Large language models (LLMs) have emerged as powerful tools for a wide range of natural language processing (NLP) tasks. The push toward humanlike artificial general intelligence (AGI) however will require equipping such models with additional capabilities — and multimodal perception is an essential next step.
In the new paper Language Is Not All You Need: Aligning Perception with Language Models, a Microsoft research team presents KOSMOS-1, a multimodal large language model (MLLM) that is able to perceive general modalities, learn in context, and follow instructions. KOSMOS-1 achieves impressive performance on language, perception-language, and vision tasks.

The researchers propose that LLMs with multimodal perception will be better equipped to acquire commonsense knowledge beyond the information they glean from text alone; and that this perception enrichment will facilitate LLM applications in new domains such as robotics and document intelligence.

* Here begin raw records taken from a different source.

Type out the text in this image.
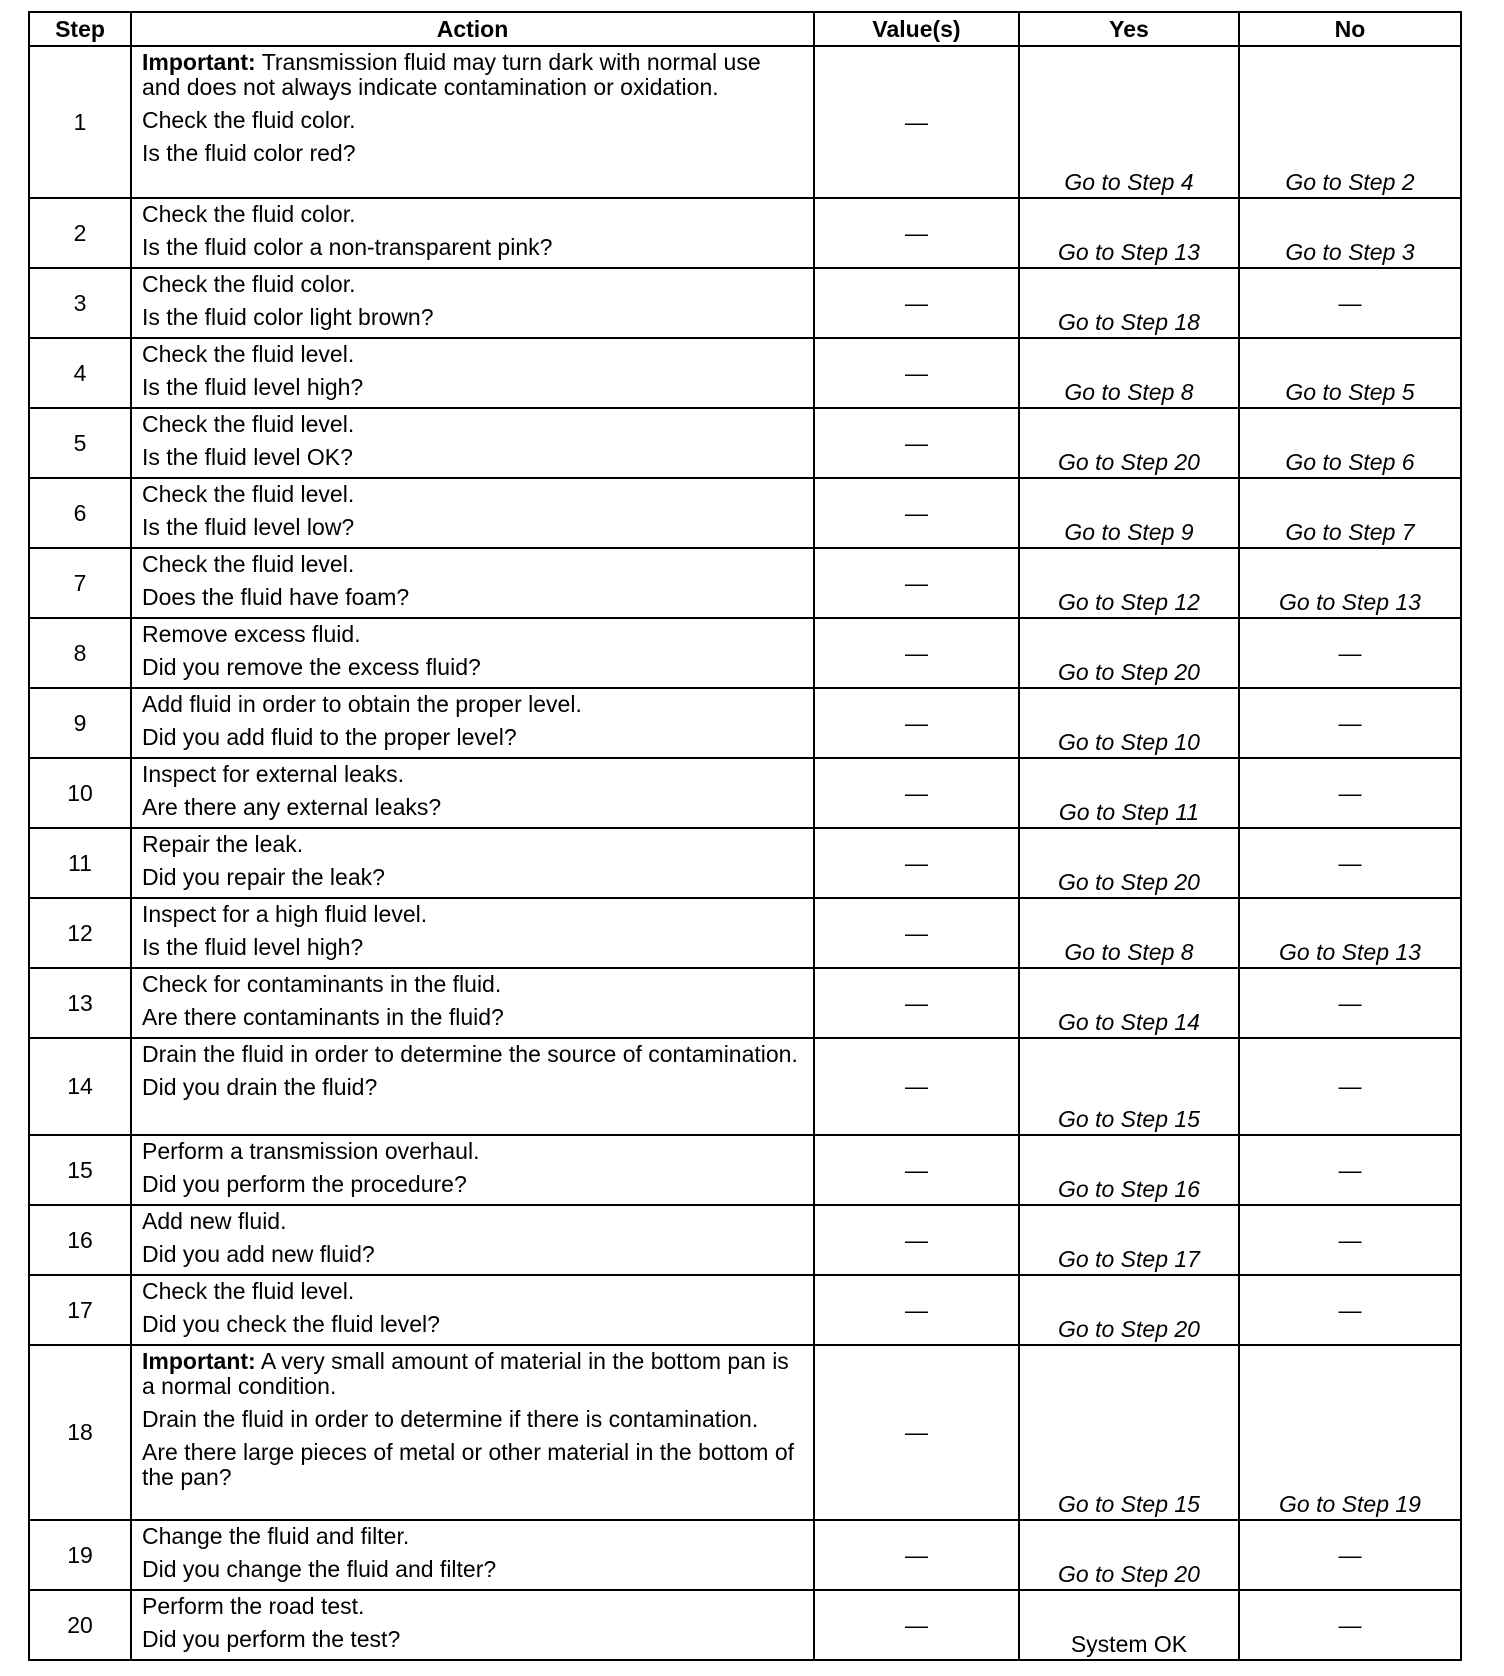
Step	Action	Value(s)	Yes	No
1	Important: Transmission fluid may turn dark with normal use and does not always indicate contamination or oxidation.

Check the fluid color.

Is the fluid color red?	—	Go to Step 4	Go to Step 2
2	Check the fluid color.

Is the fluid color a non-transparent pink?	—	Go to Step 13	Go to Step 3
3	Check the fluid color.

Is the fluid color light brown?	—	Go to Step 18	—
4	Check the fluid level.

Is the fluid level high?	—	Go to Step 8	Go to Step 5
5	Check the fluid level.

Is the fluid level OK?	—	Go to Step 20	Go to Step 6
6	Check the fluid level.

Is the fluid level low?	—	Go to Step 9	Go to Step 7
7	Check the fluid level.

Does the fluid have foam?	—	Go to Step 12	Go to Step 13
8	Remove excess fluid.

Did you remove the excess fluid?	—	Go to Step 20	—
9	Add fluid in order to obtain the proper level.

Did you add fluid to the proper level?	—	Go to Step 10	—
10	Inspect for external leaks.

Are there any external leaks?	—	Go to Step 11	—
11	Repair the leak.

Did you repair the leak?	—	Go to Step 20	—
12	Inspect for a high fluid level.

Is the fluid level high?	—	Go to Step 8	Go to Step 13
13	Check for contaminants in the fluid.

Are there contaminants in the fluid?	—	Go to Step 14	—
14	Drain the fluid in order to determine the source of contamination.

Did you drain the fluid?	—	Go to Step 15	—
15	Perform a transmission overhaul.

Did you perform the procedure?	—	Go to Step 16	—
16	Add new fluid.

Did you add new fluid?	—	Go to Step 17	—
17	Check the fluid level.

Did you check the fluid level?	—	Go to Step 20	—
18	Important: A very small amount of material in the bottom pan is a normal condition.

Drain the fluid in order to determine if there is contamination.

Are there large pieces of metal or other material in the bottom of the pan?	—	Go to Step 15	Go to Step 19
19	Change the fluid and filter.

Did you change the fluid and filter?	—	Go to Step 20	—
20	Perform the road test.

Did you perform the test?	—	System OK	—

Multimodal perception also has the benefit of unifying multiple APIs to form a single general graphical user interface.

KOSMOS-1 follows the MetaLM training process, where a transformer-based LLM acts as a general-purpose interface and is augmented with various perception modules. Consistent with the MetaLM philosophy, the team treats language models as a universal task layer, enabling KOSMOS-1 to unify various task predictions as texts and capably handle natural-language instructions and action sequences.
Given a previous context, KOSMOS-1 learns to generate texts in an autoregressive manner. All non-text input modalities are embedded and then fed into its backbone transformer-based causal language model, with the transformer decoder serving as a general-purpose interface for all modalities. By interacting with natural language and the other modalities, KOSMOS-1 naturally inherits the capabilities of in-context learning and instruction following; and can thus handle both language and perception-intensive tasks.


In their empirical study, the team trained KOSMOS-1 on web-scale multimodal corpora and conducted experiments on a wide range of language and multimodal tasks and the Raven IQ test. KOSMOS-1 achieved impressive performance on all tasks, demonstrating its strong multimodal perception and nonverbal reasoning abilities.
In KOSMOS-1, the researchers introduce an MLLM with promising new capabilities and opportunities. In the future, they plan to equip KOSMOS-1 with speech and scale up its model size.
The paper Language Is Not All You Need: Aligning Perception with Language Models is on arXiv.
Author: Hecate He | Editor: Michael Sarazen

We know you don’t want to miss any news or research breakthroughs. Subscribe to our popular newsletter Synced Global AI Weekly to get weekly AI updates.
At Creative Klick, we understand that not everyone enjoys getting their picture taken. But we also know that a professional headshots atlantis is essential for anyone who wants to succeed in the business world. That’s why we’ve worked hard to perfect our headshot photography.
When you have a new information about this topic, let me know.
Pingback: Microsoft’s KOSMOS-1 MLLM Can Perceive General Modalities, Follow Instructions, and Perform In-Context Learning – One Man Company
Thanks for sharing. Its must read Article.